Yeah it did, but it's going to be a lot of work either way. I'm not opposed to this in principle though.
Right, we already deal with this correctly with untyped scalars so nothing would get worse.
If we were to go with the different opcodes for the different floating types, we would probably need to make RegBankSelect better.
With the proliferation of FP types (I think there are at least 3 different FP8 implementation at this point), we would end up with a lot of opcodes.
Sure, my idea was something more akin to:
%dst = G_FADD %src1:(s64), %src2, F64 where F64 is a sort of symbolic operand that encodes the semantics of the operation without requiring a whole new class of instructions.
Someday, when these actually do something besides create a scalar. Currently bfloat just miscompiles
Could you store an enum in LLT for the vast range of current and future floating point kinds?
That's what I was thinking. For all practical purposes we have excess bits for size/element count to steal some (although we do break on cases where we can't represent an IR type in LLT. We'd need an EVT equivalent referring back to an IR type to handle 100% of types the DAG can deal with)

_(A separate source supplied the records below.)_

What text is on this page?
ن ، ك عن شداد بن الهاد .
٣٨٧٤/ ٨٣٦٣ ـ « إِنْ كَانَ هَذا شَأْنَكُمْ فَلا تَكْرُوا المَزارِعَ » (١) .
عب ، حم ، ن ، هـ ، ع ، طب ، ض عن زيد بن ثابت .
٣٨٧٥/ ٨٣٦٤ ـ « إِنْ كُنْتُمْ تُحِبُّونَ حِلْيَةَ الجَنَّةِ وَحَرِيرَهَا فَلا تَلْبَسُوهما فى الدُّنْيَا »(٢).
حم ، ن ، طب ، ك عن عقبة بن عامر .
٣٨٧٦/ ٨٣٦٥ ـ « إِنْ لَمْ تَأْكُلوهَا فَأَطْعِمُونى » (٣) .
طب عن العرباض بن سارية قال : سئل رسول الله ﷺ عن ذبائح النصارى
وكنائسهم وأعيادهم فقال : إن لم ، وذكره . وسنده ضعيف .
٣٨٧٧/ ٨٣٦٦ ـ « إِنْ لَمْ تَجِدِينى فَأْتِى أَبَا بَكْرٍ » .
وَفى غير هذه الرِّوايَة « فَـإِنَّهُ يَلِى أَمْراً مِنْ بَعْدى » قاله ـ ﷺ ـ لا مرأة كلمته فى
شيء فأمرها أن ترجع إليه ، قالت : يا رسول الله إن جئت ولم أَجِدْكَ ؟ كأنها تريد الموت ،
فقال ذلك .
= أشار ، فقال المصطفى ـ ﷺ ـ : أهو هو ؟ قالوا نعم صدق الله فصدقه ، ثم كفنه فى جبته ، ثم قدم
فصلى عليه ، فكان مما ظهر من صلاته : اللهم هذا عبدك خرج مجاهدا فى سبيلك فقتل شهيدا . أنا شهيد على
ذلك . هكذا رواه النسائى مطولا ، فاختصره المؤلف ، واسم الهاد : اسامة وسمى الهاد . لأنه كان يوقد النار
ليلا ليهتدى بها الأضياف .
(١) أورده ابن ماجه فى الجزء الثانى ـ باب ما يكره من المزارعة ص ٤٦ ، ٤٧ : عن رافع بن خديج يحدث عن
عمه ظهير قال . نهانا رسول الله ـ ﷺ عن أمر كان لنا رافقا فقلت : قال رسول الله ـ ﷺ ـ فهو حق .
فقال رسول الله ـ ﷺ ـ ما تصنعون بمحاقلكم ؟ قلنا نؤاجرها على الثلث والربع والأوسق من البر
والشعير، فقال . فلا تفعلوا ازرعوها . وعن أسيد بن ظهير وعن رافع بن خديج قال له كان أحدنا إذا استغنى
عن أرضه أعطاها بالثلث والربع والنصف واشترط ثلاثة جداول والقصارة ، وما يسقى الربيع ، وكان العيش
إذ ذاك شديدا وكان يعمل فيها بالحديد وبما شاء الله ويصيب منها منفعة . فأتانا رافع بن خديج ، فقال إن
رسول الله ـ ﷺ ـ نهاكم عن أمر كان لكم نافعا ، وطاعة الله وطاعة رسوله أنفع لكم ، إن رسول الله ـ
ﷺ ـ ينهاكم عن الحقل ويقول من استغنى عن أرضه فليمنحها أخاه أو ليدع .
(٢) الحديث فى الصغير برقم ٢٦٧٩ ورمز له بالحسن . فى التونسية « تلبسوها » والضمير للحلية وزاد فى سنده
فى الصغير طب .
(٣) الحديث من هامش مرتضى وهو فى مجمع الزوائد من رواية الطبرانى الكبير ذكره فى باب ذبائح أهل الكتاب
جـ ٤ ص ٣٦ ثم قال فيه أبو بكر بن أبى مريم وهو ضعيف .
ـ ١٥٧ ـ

The innovative floating types ended in ApFloat and MLIR. I would be surprised if the number of floating point types in LLVM rapidly increases.
I think this is a reasonable thing to do assuming we're going in the direction of having FP info in the LLT rather than the ops (As was my suggestion way back here: https://discourse.llvm.org/t/rfc-globalisel-representing-fp-types-in-llt/57162). The main downside is that since it's just the API without any semantics with this change it could make things hard to debug if someone gets them wrong, but it's probably still better than having to migrate wholesale from having no types at all.
If we're going down this path, (which is ok with me), should we have a migration plan for this change? I'm thinking we start a thread on discourse to talk about intermediate steps. The last time I attempted this it got very hairy, very quickly. I'd like us to have a path where we can make incremental changes over time with robust verification, and get to a place where we can have a switch that we can flip for testing purposes before we enable permanently.
That's sort of the point of this. We can incrementally start documenting where FP types are supposed to be used with these. Later we can have a switch for making these do something different
small nit: I would add that to make it clear those ctors were added with the intention of going that way later.